DİTİB Online Haber Bülteni & Basın Açıklamaları


2008-04-16 | Haber

Peygamber Sevgisiyle Gönüller Coştu




İslam Peygamberi Hz. Muhammed Mustafa (s.a.v.) Efendimiz’in dünyaya teşriflerinin yıldönümü vesilesiyle, T.C. Berlin Büyükelçiliği Din Hizmetleri Müşavirliği, Diyanet İşleri Türk İslam Birliği (DİTİB) ve T.C. Köln Başkonsolosluğu Din Hizmetleri Ataşeliği’nce ortak düzenlenen kutlu doğum programı, Köln-Fuar kompleksinde bulunan konferans salonunda, binlerce Peygamber sevgisiyle coşan gönüllerin katılımıyla gerçekleşti.

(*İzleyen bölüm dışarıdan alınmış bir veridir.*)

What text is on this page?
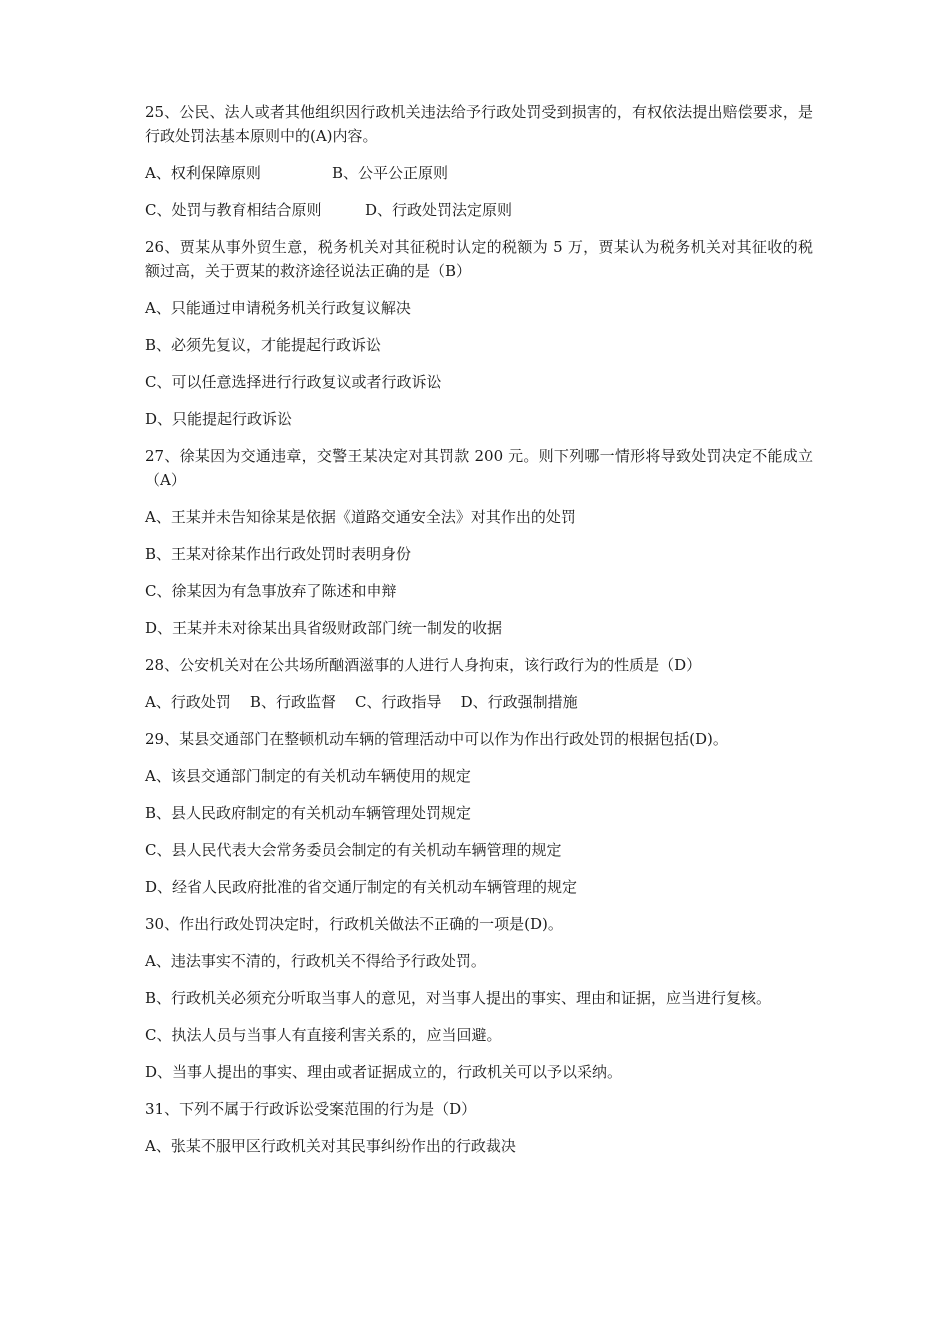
25、公民、法人或者其他组织因行政机关违法给予行政处罚受到损害的，有权依法提出赔偿要求，是行政处罚法基本原则中的(A)内容。

A、权利保障原则	B、公平公正原则
C、处罚与教育相结合原则	D、行政处罚法定原则

26、贾某从事外贸生意，税务机关对其征税时认定的税额为 5 万，贾某认为税务机关对其征收的税额过高，关于贾某的救济途径说法正确的是（B）

A、只能通过申请税务机关行政复议解决

B、必须先复议，才能提起行政诉讼

C、可以任意选择进行行政复议或者行政诉讼

D、只能提起行政诉讼

27、徐某因为交通违章，交警王某决定对其罚款 200 元。则下列哪一情形将导致处罚决定不能成立（A）

A、王某并未告知徐某是依据《道路交通安全法》对其作出的处罚

B、王某对徐某作出行政处罚时表明身份

C、徐某因为有急事放弃了陈述和申辩

D、王某并未对徐某出具省级财政部门统一制发的收据

28、公安机关对在公共场所酗酒滋事的人进行人身拘束，该行政行为的性质是（D）

A、行政处罚 B、行政监督 C、行政指导 D、行政强制措施

29、某县交通部门在整顿机动车辆的管理活动中可以作为作出行政处罚的根据包括(D)。

A、该县交通部门制定的有关机动车辆使用的规定

B、县人民政府制定的有关机动车辆管理处罚规定

C、县人民代表大会常务委员会制定的有关机动车辆管理的规定

D、经省人民政府批准的省交通厅制定的有关机动车辆管理的规定

30、作出行政处罚决定时，行政机关做法不正确的一项是(D)。

A、违法事实不清的，行政机关不得给予行政处罚。

B、行政机关必须充分听取当事人的意见，对当事人提出的事实、理由和证据，应当进行复核。

C、执法人员与当事人有直接利害关系的，应当回避。

D、当事人提出的事实、理由或者证据成立的，行政机关可以予以采纳。

31、下列不属于行政诉讼受案范围的行为是（D）

A、张某不服甲区行政机关对其民事纠纷作出的行政裁决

DİTİB Basın-Yayın ve Halkla İlişkiler Müdürü Ekrem Ceşen'in sunumunu yaptığı programa, T.C. Diyanet İşleri Başkan Yardımcısı Prof. Dr. Mehmet Emin Özafşar, T.C. Berlin Büyükelçiliği Din Hizmetleri Müşaviri ve DİTİB Genel Başkanı Sadi Arslan, T.C. Köln Başkonsolosu Kemal Demirciler, T.C. Köln Başkonsolosluğu Din Hizmetleri Ataşesi Hasan Çınar, T.C. Düsseldorf Başkonsolosluğu Din Hizmetleri Ataşesi ve DİTİB Genel başkan Yardımcısı Mustafa Üstün, T.C. Essen Başkonsolosluğu Din Hizmetleri Ataşesi İbrahim Gündüz, DİTİB Genel Sekreteri Ali İhsan Ünlü, DİTİB Yönetim Kurulu Üyesi Ayten Kılıçarslan, DİTİB Genel Müdür V. Mehmet Yıldırım, DİTİB birim müdürleri, DİTİB dernekleri din görevlileri ve dernek yöneticileri ile çok sayıda davetli katıldı.


Türk ve Alman milli marşlarının ardından, Recklinghausen DİTİB Camii Din Görevlisi Hafız Yusuf Ziya Hacıahmetoğlu’nun okuduğu Kur’an-ı Kerim ile açılışı yapılan Kutlu Doğum programında açılış konuşmasını, T.C. Köln Başkonsolosluğu Din Hizmetleri Ataşesi Hasan Çınar yaptı.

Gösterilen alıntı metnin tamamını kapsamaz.